Slowly tapering off – or remaining on – antimalarial medications can help prevent disease flare in patients with systemic lupus erythematosus (SLE) who’ve achieved clinical remission for at least a year, according to a new study that was presented at the virtual annual meeting of the American College of Rheumatology.
“Except in the setting of toxicity, cessation of antimalarial medication in patients with disease quiescence is feasible using a slow taper,” lead author Danaë Papachristos, MBBS , said during an oral abstract presentation at the online meeting. Dr. Papachristos conducted the research while a clinical and research fellow at the University of Toronto’s lupus clinic, but is now a consultant rheumatologist at the Wesley Hospital in Brisbane, Queensland, Australia.
To investigate flare in patients with SLE who were on or recently off antimalarial medications (AMs), the researchers identified 1,573 potential participants from a long-term observational cohort study at the university’s lupus clinic. From that larger group, 88 cases – patients who achieved clinical remission for at least a year and stopped taking AMs – were matched to at least one control – patients who also achieved remission and continued on medication. Most cases were also matched to a second control, bringing the total number to 173. All patients had at least 2 years of follow-up.

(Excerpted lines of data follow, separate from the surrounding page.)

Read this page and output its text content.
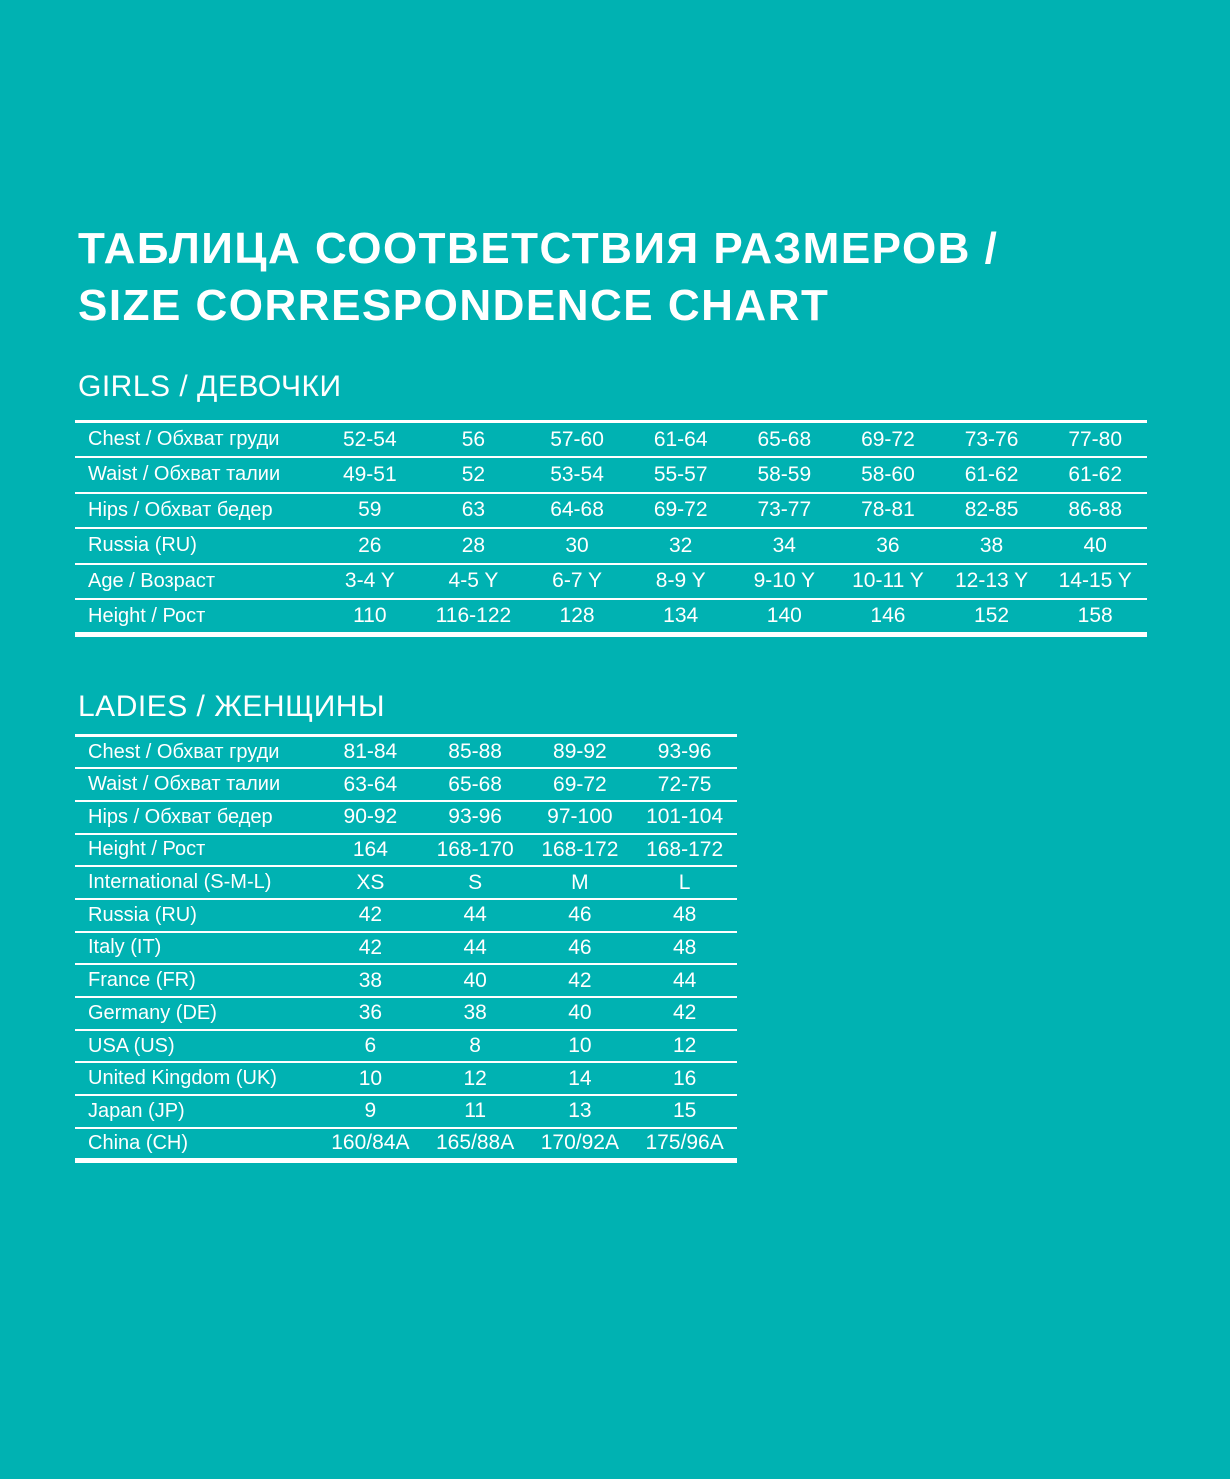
ТАБЛИЦА СООТВЕТСТВИЯ РАЗМЕРОВ /
SIZE CORRESPONDENCE CHART
GIRLS / ДЕВОЧКИ
Chest / Обхват груди	52-54	56	57-60	61-64	65-68	69-72	73-76	77-80
Waist / Обхват талии	49-51	52	53-54	55-57	58-59	58-60	61-62	61-62
Hips / Обхват бедер	59	63	64-68	69-72	73-77	78-81	82-85	86-88
Russia (RU)	26	28	30	32	34	36	38	40
Age / Возраст	3-4 Y	4-5 Y	6-7 Y	8-9 Y	9-10 Y	10-11 Y	12-13 Y	14-15 Y
Height / Рост	110	116-122	128	134	140	146	152	158
LADIES / ЖЕНЩИНЫ
Chest / Обхват груди	81-84	85-88	89-92	93-96
Waist / Обхват талии	63-64	65-68	69-72	72-75
Hips / Обхват бедер	90-92	93-96	97-100	101-104
Height / Рост	164	168-170	168-172	168-172
International (S-M-L)	XS	S	M	L
Russia (RU)	42	44	46	48
Italy (IT)	42	44	46	48
France (FR)	38	40	42	44
Germany (DE)	36	38	40	42
USA (US)	6	8	10	12
United Kingdom (UK)	10	12	14	16
Japan (JP)	9	11	13	15
China (CH)	160/84A	165/88A	170/92A	175/96A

Flare was defined as any increase in the SLEDAI-2K score, with major flare defined as an increase of 4 or more. Patients in the case group were roughly 44 years old, compared with an average age of 46 in the control group. Both groups were almost entirely female and largely white. Reasons for withdrawal in the case group included self-cessation, disease quiescence, and retinal, mucocutaneous, or cardiac toxicities. Twenty participants in the case group reported AM toxicity, compared with four controls.
Dr. Papachristos noted in her presentation that the toxicity disparity was expected, “because controls are those who continue their medication, and most patients who have toxicity will stop their medication.”
Disease flare occurred in 61.4% of cases, compared with 45.1% of controls ( P = .002), with the most common types being cutaneous and musculoskeletal flares. After multivariate analysis, the risk of flare more than doubled for those who ceased AMs (odds ratio, 2.26; 95% confidence interval, 1.24-4.11; P = .008). More than half of the cases (n = 46) restarted AMs after withdrawal, which was largely due to disease flare. Of the patients who restarted due to flare, 88% either recaptured control or improved, and the remaining 12% had further flares.
Of the 88 patients in the case group, 51 abruptly withdrew AMs while 37 tapered off. Patients who tapered had fewer flares (45.9%), compared with patients who withdrew abruptly (72.6%). After multivariate analysis, the risk of flare more than tripled for the abrupt withdrawal group (OR, 3.42; 95% CI, 1.26-9.26; P = .016). Fewer patients who tapered later restarted AMs, compared with the abrupt withdrawal group (37.8% vs. 62.7%; P = .02).
When asked about other differences in medications between the two groups, Dr. Papachristos answered: “We didn’t look into that specifically. We did look at those patients who were on prednisone and on any immunosuppression, although we didn’t look at specific therapies. Those variables were adjusted for in the analysis, and it didn’t make any difference if patients were on immunosuppression or prednisone at the point of index date.